Forty one works of post-war public art in England has been grade II listed by the government. The newly protected list also includes three works by Antony Gormley, Barbara Hepworth and a Henry Moore bronze, opposite Parliament in London. Heritage minister Tracey Crouch said: “Not only are they magnificent sculptures but they are also an important part of our history.” 

The works of art now protected ‘Precious national collection’ include Gormley’s Untitled [Listening] in Camden, north London, was one of the artist’s first public sculpture commissions and dates back to 1984. The work, in Maygrove Peace Park, shows a human figure sat on a boulder, cupping an ear. It was commissioned by Camden Council to show its commitment to peace, with the park opened on the anniversary of the atomic bomb being dropped on Nagasaki, Japan.

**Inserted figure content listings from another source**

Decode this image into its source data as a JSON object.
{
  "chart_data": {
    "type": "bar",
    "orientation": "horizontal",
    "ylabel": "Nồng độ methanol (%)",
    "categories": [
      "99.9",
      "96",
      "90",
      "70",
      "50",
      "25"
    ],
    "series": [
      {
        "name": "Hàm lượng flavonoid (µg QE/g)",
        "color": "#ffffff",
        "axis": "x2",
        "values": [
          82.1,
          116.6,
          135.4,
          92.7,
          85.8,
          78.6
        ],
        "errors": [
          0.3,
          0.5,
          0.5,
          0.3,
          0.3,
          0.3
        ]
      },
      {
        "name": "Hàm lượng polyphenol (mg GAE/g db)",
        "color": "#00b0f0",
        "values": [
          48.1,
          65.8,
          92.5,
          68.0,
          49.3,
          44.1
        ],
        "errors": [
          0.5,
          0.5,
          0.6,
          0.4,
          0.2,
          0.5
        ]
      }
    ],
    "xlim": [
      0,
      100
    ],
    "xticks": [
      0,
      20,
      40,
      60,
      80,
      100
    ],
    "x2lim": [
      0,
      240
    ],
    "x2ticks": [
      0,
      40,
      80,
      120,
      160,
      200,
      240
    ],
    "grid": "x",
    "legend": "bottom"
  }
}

Maygrove Peace Park, situated in London NW6, designated as a Peace Park by Camden Council in 1984, offers a toddlers play area, pathfinders play equipment for older children, an outdoor sports pitch and green gym equipment for use in all weathers. Its pleasant sloped contours provide a green peaceful haven, with seating along the “peace” pathway.

On 27th April 1983, Camden Council agreed to designate Maygrove a Peace Park as a reminder of the Council’s commitment to Peace. The opening of the park was timed to co-incide with the 39th Anniversary of the Nagasaki Day on 9th August 1984. The Mayor of Nagasaki replied, “We hope your Peace Park will be remembered long as a symbol of Peace”, and a thousand white balloons were released into the air. The park is proud of its peace symbols and features. At theMaygrove Road entrance, Hamish Black’s Peace Crane represents the Japanese origami crane which is linked to the story of the little girl called Sadoko, a victim of Hiroshoma.  Winding up through the park is the Peace Walk, with 7 stones inscribed with messages of peace from famous people over the years. At the top of the park sits Antony Gormley’s wonderful “untitled (listening)” statue, and beneath it is the powerful granite block which symbolises “part of the old deep history of the planet… sculpted by time”. On the high slope above the playground, the cherry tree is a burst of pink blossom each spring, marking the cherry tree which continued to bloom throughout the holocaust of Hiroshima – a triumph of nature over mankind.